Objective: Previous studies of knee osteoarthritis (OA) have yielded variable estimates of the rate of joint space narrowing (JSN) in the standing anteroposterior (AP) radiograph, due largely to longitudinal changes in the alignment of the medial tibial plateau (MTP) and x-ray beam. To characterize this bias, we examined serial radiographs of subjects with knee OA in population-based and clinical OA cohorts from 3 locations in the United States and the United Kingdom.
Methods: Radiographic features of knee OA (e.g., osteophytosis, JSN) and MTP alignment in 428 OA knees were evaluated by consensus of 2 readers. Alignment was considered satisfactory if the anterior and posterior margins of the MTP were superimposed within 1 mm. Readers were blinded to subject identity, and films were read in random order. The minimum medial joint space width was also measured manually (standard error of repeated measurements 0.20 mm) in serial knee images.
Results: Only 14% of serial radiographs exhibited alignment of the MTP in both images. In OA knees with satisfactory alignment in both images, the mean rate of JSN over 2-3 years (0.26 mm/year) was significantly larger (P = 0.004) than that in OA knees with misalignment in 1 or both radiographs and was 86% more rapid than the mean JSN in all OA knees.

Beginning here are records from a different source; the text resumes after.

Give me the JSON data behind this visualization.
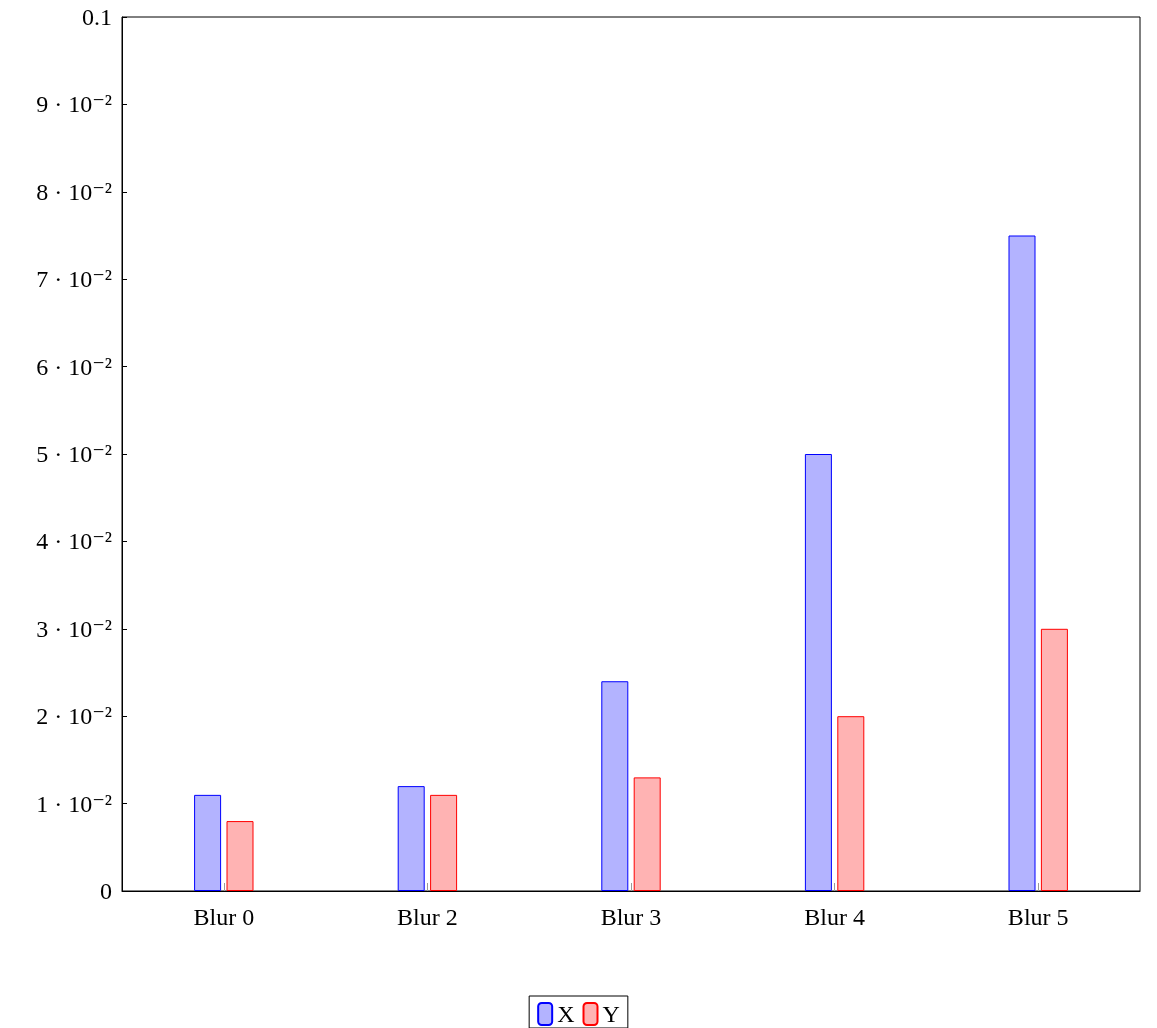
{
  "chart_data": {
    "type": "bar",
    "categories": [
      "Blur 0",
      "Blur 2",
      "Blur 3",
      "Blur 4",
      "Blur 5"
    ],
    "series": [
      {
        "name": "X",
        "color": "#b3b3ff",
        "values": [
          0.011,
          0.012,
          0.024,
          0.05,
          0.075
        ]
      },
      {
        "name": "Y",
        "color": "#ffb3b3",
        "values": [
          0.008,
          0.011,
          0.013,
          0.02,
          0.03
        ]
      }
    ],
    "ylim": [
      0,
      0.1
    ],
    "yticks": [
      0,
      {
        "value": 0.01,
        "label": "1 · 10⁻²"
      },
      {
        "value": 0.02,
        "label": "2 · 10⁻²"
      },
      {
        "value": 0.03,
        "label": "3 · 10⁻²"
      },
      {
        "value": 0.04,
        "label": "4 · 10⁻²"
      },
      {
        "value": 0.05,
        "label": "5 · 10⁻²"
      },
      {
        "value": 0.06,
        "label": "6 · 10⁻²"
      },
      {
        "value": 0.07,
        "label": "7 · 10⁻²"
      },
      {
        "value": 0.08,
        "label": "8 · 10⁻²"
      },
      {
        "value": 0.09,
        "label": "9 · 10⁻²"
      },
      0.1
    ],
    "grid": false,
    "legend": "bottom"
  }
}
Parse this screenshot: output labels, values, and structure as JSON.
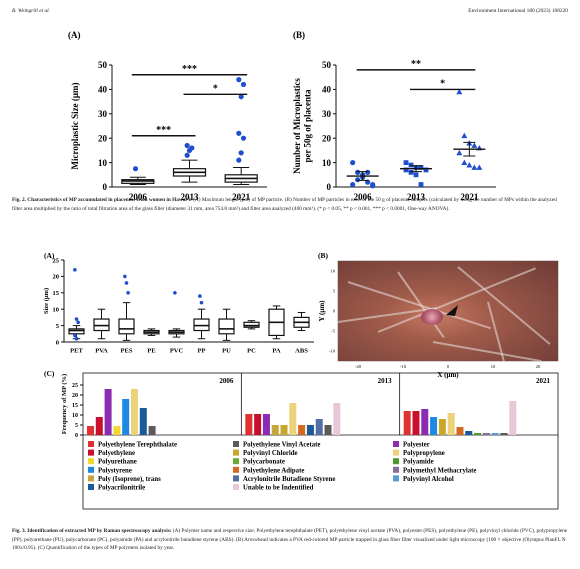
{
  "header": {
    "authors": "R. Weingrill et al.",
    "journal": "Environment International 180 (2023) 108220"
  },
  "fig2": {
    "panel_a_label": "(A)",
    "panel_b_label": "(B)",
    "caption": {
      "bold": "Fig. 2. Characteristics of MP accumulated in placentas from women in Hawaiʻi:",
      "text": " (A) Maximum length (μm) of MP particle. (B) Number of MP particles in each of the 50 g of placenta samples (calculated by using the number of MPs within the analyzed filter area multiplied by the ratio of total filtration area of the glass filter (diameter 31 mm, area 754.8 mm²) and filter area analyzed (400 mm²). (* p < 0.05, ** p < 0.001, *** p < 0.0001, One-way ANOVA)."
    }
  },
  "fig3": {
    "panel_a_label": "(A)",
    "panel_b_label": "(B)",
    "panel_c_label": "(C)",
    "caption": {
      "bold": "Fig. 3. Identification of extracted MP by Raman spectroscopy analysis:",
      "text": " (A) Polymer name and respective size; Polyethylene terephthalate (PET), polyethylene vinyl acetate (PVA), polyester (PES), polyethylene (PE), polyvinyl chloride (PVC), polypropylene (PP), polyurethane (PU), polycarbonate (PC), polyamide (PA) and acrylonitrile butadiene styrene (ABS). (B) Arrowhead indicates a PVA red-colored MP particle trapped in glass fiber filter visualized under light microscopy (100 × objective (Olympus PlanFL N 100x/0.95). (C) Quantification of the types of MP polymers isolated by year."
    }
  },
  "chart_data": [
    {
      "id": "fig2a",
      "type": "box",
      "ylabel": "Microplastic Size (μm)",
      "ylim": [
        0,
        50
      ],
      "yticks": [
        0,
        10,
        20,
        30,
        40,
        50
      ],
      "categories": [
        "2006",
        "2013",
        "2021"
      ],
      "boxes": [
        {
          "whisker_low": 1,
          "q1": 1.5,
          "median": 2.5,
          "q3": 3,
          "whisker_high": 4,
          "outliers": [
            7.5
          ]
        },
        {
          "whisker_low": 2,
          "q1": 4.5,
          "median": 6,
          "q3": 7.5,
          "whisker_high": 11,
          "outliers": [
            13,
            15,
            16,
            17
          ]
        },
        {
          "whisker_low": 1,
          "q1": 2,
          "median": 3.5,
          "q3": 5,
          "whisker_high": 8,
          "outliers": [
            11,
            14,
            20,
            22,
            37,
            42,
            44
          ]
        }
      ],
      "significance": [
        {
          "from": "2006",
          "to": "2021",
          "label": "***",
          "y": 46
        },
        {
          "from": "2013",
          "to": "2021",
          "label": "*",
          "y": 38
        },
        {
          "from": "2006",
          "to": "2013",
          "label": "***",
          "y": 21
        }
      ],
      "colors": {
        "outlier": "#1f4fcf",
        "box": "#111111"
      }
    },
    {
      "id": "fig2b",
      "type": "scatter",
      "ylabel": "Number of Microplastics per 50g of placenta",
      "ylim": [
        0,
        50
      ],
      "yticks": [
        0,
        10,
        20,
        30,
        40,
        50
      ],
      "categories": [
        "2006",
        "2013",
        "2021"
      ],
      "series": [
        {
          "x": "2006",
          "marker": "circle",
          "mean": 4.5,
          "sd": 1.8,
          "values": [
            10,
            6,
            4,
            2,
            0.5,
            1,
            3,
            5,
            6,
            1
          ]
        },
        {
          "x": "2013",
          "marker": "square",
          "mean": 7.5,
          "sd": 1.2,
          "values": [
            10,
            9,
            8,
            8,
            7,
            7,
            6,
            5,
            1
          ]
        },
        {
          "x": "2021",
          "marker": "triangle",
          "mean": 15.5,
          "sd": 2.8,
          "values": [
            39,
            21,
            18,
            17,
            16,
            14,
            10,
            9,
            8,
            8
          ]
        }
      ],
      "significance": [
        {
          "from": "2006",
          "to": "2021",
          "label": "**",
          "y": 48
        },
        {
          "from": "2013",
          "to": "2021",
          "label": "*",
          "y": 40
        }
      ],
      "colors": {
        "marker": "#1f4fcf"
      }
    },
    {
      "id": "fig3a",
      "type": "box",
      "ylabel": "Size (μm)",
      "ylim": [
        0,
        25
      ],
      "yticks": [
        0,
        5,
        10,
        15,
        20,
        25
      ],
      "categories": [
        "PET",
        "PVA",
        "PES",
        "PE",
        "PVC",
        "PP",
        "PU",
        "PC",
        "PA",
        "ABS"
      ],
      "boxes": [
        {
          "whisker_low": 1,
          "q1": 2.5,
          "median": 3.5,
          "q3": 4,
          "whisker_high": 5,
          "outliers": [
            22,
            7,
            6,
            2,
            1
          ]
        },
        {
          "whisker_low": 1,
          "q1": 3.5,
          "median": 5,
          "q3": 7,
          "whisker_high": 10,
          "outliers": []
        },
        {
          "whisker_low": 0.5,
          "q1": 2.5,
          "median": 4,
          "q3": 7,
          "whisker_high": 12,
          "outliers": [
            20,
            18,
            15
          ]
        },
        {
          "whisker_low": 2,
          "q1": 2.5,
          "median": 3,
          "q3": 3.5,
          "whisker_high": 4,
          "outliers": []
        },
        {
          "whisker_low": 1.5,
          "q1": 2.5,
          "median": 3,
          "q3": 3.5,
          "whisker_high": 4,
          "outliers": [
            15
          ]
        },
        {
          "whisker_low": 1,
          "q1": 3.5,
          "median": 5,
          "q3": 7,
          "whisker_high": 10,
          "outliers": [
            14,
            12
          ]
        },
        {
          "whisker_low": 0.5,
          "q1": 2.5,
          "median": 4,
          "q3": 7,
          "whisker_high": 10,
          "outliers": []
        },
        {
          "whisker_low": 4,
          "q1": 4.5,
          "median": 5,
          "q3": 6,
          "whisker_high": 6.5,
          "outliers": []
        },
        {
          "whisker_low": 1,
          "q1": 2,
          "median": 6,
          "q3": 10,
          "whisker_high": 11,
          "outliers": []
        },
        {
          "whisker_low": 3.5,
          "q1": 4.5,
          "median": 6,
          "q3": 7.5,
          "whisker_high": 9,
          "outliers": []
        }
      ],
      "colors": {
        "outlier": "#1f4fcf",
        "box": "#111111"
      }
    },
    {
      "id": "fig3b",
      "type": "image-axes",
      "xlabel": "X (μm)",
      "ylabel": "Y (μm)",
      "xticks": [
        "-20",
        "-10",
        "0",
        "10",
        "20"
      ],
      "yticks": [
        "10",
        "5",
        "0",
        "-5",
        "-10"
      ]
    },
    {
      "id": "fig3c",
      "type": "bar",
      "ylabel": "Frequency of MP (%)",
      "ylim": [
        0,
        25
      ],
      "yticks": [
        0,
        5,
        10,
        15,
        20,
        25
      ],
      "groups": [
        "2006",
        "2013",
        "2021"
      ],
      "categories": [
        "Polyethylene Terephthalate",
        "Polyethylene",
        "Polyurethane",
        "Polystyrene",
        "Poly (Isoprene), trans",
        "Polyacrilonitrile",
        "Polyethylene Vinyl Acetate",
        "Polyvinyl Chloride",
        "Polycarbonate",
        "Polyethylene Adipate",
        "Acrylonitrile Butadiene Styrene",
        "Unable to be Indentified",
        "Polyester",
        "Polypropylene",
        "Polyamide",
        "Polymethyl Methacrylate",
        "Polyvinyl Alcohol"
      ],
      "colors": [
        "#e03030",
        "#c8102e",
        "#f5d630",
        "#1e88e5",
        "#c8a43e",
        "#1a5a9a",
        "#5a5a5a",
        "#c8a82c",
        "#6aaa2e",
        "#d2691e",
        "#4f6fa5",
        "#e8c8d8",
        "#8a2bb2",
        "#ecd27a",
        "#4e9a2a",
        "#8a6d9a",
        "#5b9bd5"
      ],
      "bars": {
        "2006": [
          {
            "c": 0,
            "v": 4.5
          },
          {
            "c": 1,
            "v": 9
          },
          {
            "c": 12,
            "v": 23
          },
          {
            "c": 2,
            "v": 4.5
          },
          {
            "c": 3,
            "v": 18
          },
          {
            "c": 13,
            "v": 23
          },
          {
            "c": 5,
            "v": 13.5
          },
          {
            "c": 6,
            "v": 4.5
          }
        ],
        "2013": [
          {
            "c": 0,
            "v": 10.5
          },
          {
            "c": 1,
            "v": 10.5
          },
          {
            "c": 12,
            "v": 10.5
          },
          {
            "c": 4,
            "v": 5
          },
          {
            "c": 7,
            "v": 5
          },
          {
            "c": 13,
            "v": 16
          },
          {
            "c": 9,
            "v": 5
          },
          {
            "c": 5,
            "v": 5
          },
          {
            "c": 10,
            "v": 8
          },
          {
            "c": 6,
            "v": 5
          },
          {
            "c": 11,
            "v": 16
          }
        ],
        "2021": [
          {
            "c": 0,
            "v": 12
          },
          {
            "c": 1,
            "v": 12
          },
          {
            "c": 12,
            "v": 13
          },
          {
            "c": 3,
            "v": 9
          },
          {
            "c": 7,
            "v": 8
          },
          {
            "c": 13,
            "v": 11
          },
          {
            "c": 9,
            "v": 4
          },
          {
            "c": 5,
            "v": 2
          },
          {
            "c": 14,
            "v": 1
          },
          {
            "c": 15,
            "v": 1
          },
          {
            "c": 16,
            "v": 1
          },
          {
            "c": 6,
            "v": 1
          },
          {
            "c": 11,
            "v": 17
          }
        ]
      }
    }
  ]
}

Moreover, the within-group standard deviation of JSN was significantly smaller among knees with reproduced alignment of the MTP than in knees in which misalignment occurred in 1 or both images (P = 0.006).
Conclusion: Poor standardization of knee positioning in serial standing AP radiographs in previous studies of OA progression has obscured the rate and variability of articular cartilage loss in subjects with knee OA. True JSN (i.e., JSN that is not attributable to longitudinal changes in the alignment of the MTP with the x-ray beam in serial radiographic examinations) may occur more rapidly, and with less between-subject variability, than that previously thought to be characteristic of knee OA.